In response to Rotunno’s claim that Sciorra secured a better agent because she came forward with her rape allegation against Weinstein, a spokesperson for CAA, the agency that currently represents Sciorra, responded with a statement, exclusively to Variety: “We are proud to support and represent Annabella Sciorra. Her enormous talent speaks for itself.”
Earlier in the day, Rotunno challenged the allegations of the two primary witnesses in the case — Jessica Mann and Miriam Haley — highlighting affectionate emails they sent the producer after the alleged assaults. She argued that the women had willingly engaged in sex with Weinstein because they thought he would help their careers, and accused the prosecutors of using the women in an overzealous effort to imprison Weinstein.

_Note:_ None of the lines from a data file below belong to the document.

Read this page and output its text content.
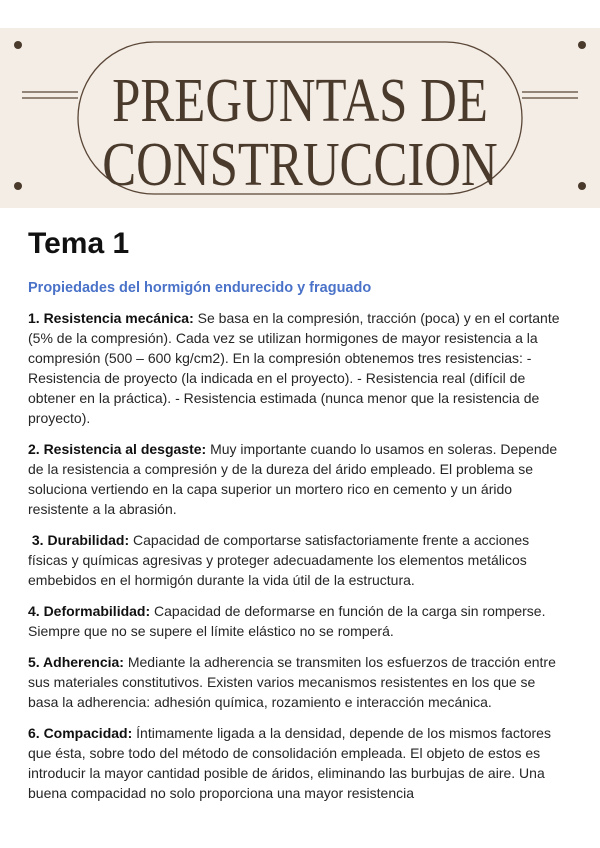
PREGUNTAS DE
CONSTRUCCION
Tema 1
Propiedades del hormigón endurecido y fraguado

1. Resistencia mecánica: Se basa en la compresión, tracción (poca) y en el cortante (5% de la compresión). Cada vez se utilizan hormigones de mayor resistencia a la compresión (500 – 600 kg/cm2). En la compresión obtenemos tres resistencias: - Resistencia de proyecto (la indicada en el proyecto). - Resistencia real (difícil de obtener en la práctica). - Resistencia estimada (nunca menor que la resistencia de proyecto).

2. Resistencia al desgaste: Muy importante cuando lo usamos en soleras. Depende de la resistencia a compresión y de la dureza del árido empleado. El problema se soluciona vertiendo en la capa superior un mortero rico en cemento y un árido resistente a la abrasión.

3. Durabilidad: Capacidad de comportarse satisfactoriamente frente a acciones físicas y químicas agresivas y proteger adecuadamente los elementos metálicos embebidos en el hormigón durante la vida útil de la estructura.

4. Deformabilidad: Capacidad de deformarse en función de la carga sin romperse. Siempre que no se supere el límite elástico no se romperá.

5. Adherencia: Mediante la adherencia se transmiten los esfuerzos de tracción entre sus materiales constitutivos. Existen varios mecanismos resistentes en los que se basa la adherencia: adhesión química, rozamiento e interacción mecánica.

6. Compacidad: Íntimamente ligada a la densidad, depende de los mismos factores que ésta, sobre todo del método de consolidación empleada. El objeto de estos es introducir la mayor cantidad posible de áridos, eliminando las burbujas de aire. Una buena compacidad no solo proporciona una mayor resistencia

The prosecution is expected to give its closing statement on Friday, before jurors begin deliberating next week.
On Thursday afternoon, Rotunno turned her attention to Sciorra, who claims Weinstein raped her in late 1993 or early 1994, and three supporting witnesses, whose claims have been used to establish a pattern of sexual assault.
Rotunno noted that Sciorra came off as “tough and smart” on the stand, and questioned why such a woman would allow Weinstein into her apartment if she didn’t want him there.

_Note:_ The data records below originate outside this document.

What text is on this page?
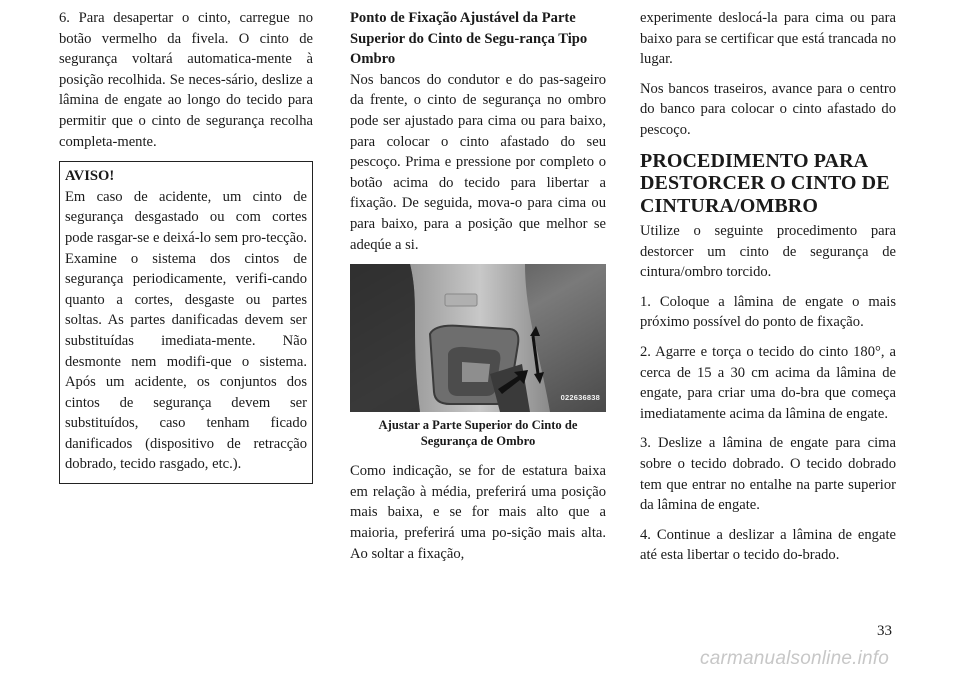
6. Para desapertar o cinto, carregue no botão vermelho da fivela. O cinto de segurança voltará automatica-mente à posição recolhida. Se neces-sário, deslize a lâmina de engate ao longo do tecido para permitir que o cinto de segurança recolha completa-mente.

AVISO!
Em caso de acidente, um cinto de segurança desgastado ou com cortes pode rasgar-se e deixá-lo sem pro-tecção. Examine o sistema dos cintos de segurança periodicamente, verifi-cando quanto a cortes, desgaste ou partes soltas. As partes danificadas devem ser substituídas imediata-mente. Não desmonte nem modifi-que o sistema. Após um acidente, os conjuntos dos cintos de segurança devem ser substituídos, caso tenham ficado danificados (dispositivo de retracção dobrado, tecido rasgado, etc.).

Ponto de Fixação Ajustável da Parte Superior do Cinto de Segu-rança Tipo Ombro

Nos bancos do condutor e do pas-sageiro da frente, o cinto de segurança no ombro pode ser ajustado para cima ou para baixo, para colocar o cinto afastado do seu pescoço. Prima e pressione por completo o botão acima do tecido para libertar a fixação. De seguida, mova-o para cima ou para baixo, para a posição que melhor se adeqúe a si.

022636838
Ajustar a Parte Superior do Cinto de Segurança de Ombro

Como indicação, se for de estatura baixa em relação à média, preferirá uma posição mais baixa, e se for mais alto que a maioria, preferirá uma po-sição mais alta. Ao soltar a fixação,

experimente deslocá-la para cima ou para baixo para se certificar que está trancada no lugar.

Nos bancos traseiros, avance para o centro do banco para colocar o cinto afastado do pescoço.

PROCEDIMENTO PARA DESTORCER O CINTO DE CINTURA/OMBRO

Utilize o seguinte procedimento para destorcer um cinto de segurança de cintura/ombro torcido.

1. Coloque a lâmina de engate o mais próximo possível do ponto de fixação.

2. Agarre e torça o tecido do cinto 180°, a cerca de 15 a 30 cm acima da lâmina de engate, para criar uma do-bra que começa imediatamente acima da lâmina de engate.

3. Deslize a lâmina de engate para cima sobre o tecido dobrado. O tecido dobrado tem que entrar no entalhe na parte superior da lâmina de engate.

4. Continue a deslizar a lâmina de engate até esta libertar o tecido do-brado.

33
carmanualsonline.info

“She’s not a naive dumb women… you saw her,” Rotunno argued. “Annabella is not a shrinking violet.”
She also challenged Sciorra’s account that she had become addicted to alcohol and valium. “It’s insane,” she said. “It’s absolutely preposterous.”
Rotunno also questioned the credibility of Dawn Dunning, who testified that Weinstein groped her during a business meeting. She noted that Dunning did not make that allegation in interviews in 2017, in which she spoke only of a second meeting, in which she alleges that Weinstein offered her three movie roles if she would have a threesome with him and his assistant.

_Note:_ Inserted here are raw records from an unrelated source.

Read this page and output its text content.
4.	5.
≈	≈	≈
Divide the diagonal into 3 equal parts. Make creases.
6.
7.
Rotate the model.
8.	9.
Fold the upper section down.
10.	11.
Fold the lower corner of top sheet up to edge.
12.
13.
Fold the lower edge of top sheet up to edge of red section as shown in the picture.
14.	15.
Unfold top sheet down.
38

“And then in this trial, she goes, ‘Wait wait, I forgot about the time he threw his finger in my vagina,'” Rotunno said.
She argued that Tarale Wulff, who accused Weinstein of raping her and of masturbating in front of her in 2005, has hired a civil attorney and is likely to sue. Wulff’s attorney, Douglas Wigdor, has previously said that Wulff cannot sue due to the statute of limitations.
Lastly, she challenged the accusation of Lauren Young, who alleges that Weinstein and another woman, Claudia Salinas, lured her into a hotel room in 2013. Young alleged that Salinas shut the bathroom door behind her, and that Weinstein then sexually assaulted her.
Salinas testified that the incident did not happen. “Claudia came in and she was credible and she was reliable,” Rotunno argued. “She told you she never pushed someone into the bathroom.”
Summing up, Rotunno noted that the prosecution did not call several eye-witnesses — including Salinas and two of Mann’s friends who gave testimony helpful to the defense — because “they wanted to win so bad.” She noted that the D.A.’s office did not call any police witnesses. She argued the office is facing “the pressure to win this case in this climate in this city,” before the prosecution objected and the judge cut her off.
“This is not some rubber-stamp media version of events… or the court of public opinion,” Rotunno said. “This is a criminal trial and in a criminal trial, proof matters.”
On the way out of the courthouse, Weinstein was asked what he thought of Rotunno’s argument.
“I loved it. It was ‘The Queen’s Speech,'” he said, in an apparent reference to “The King’s Speech,” the 2010 Weinstein Co. film that won the Oscar for best picture. “It was better,” he said.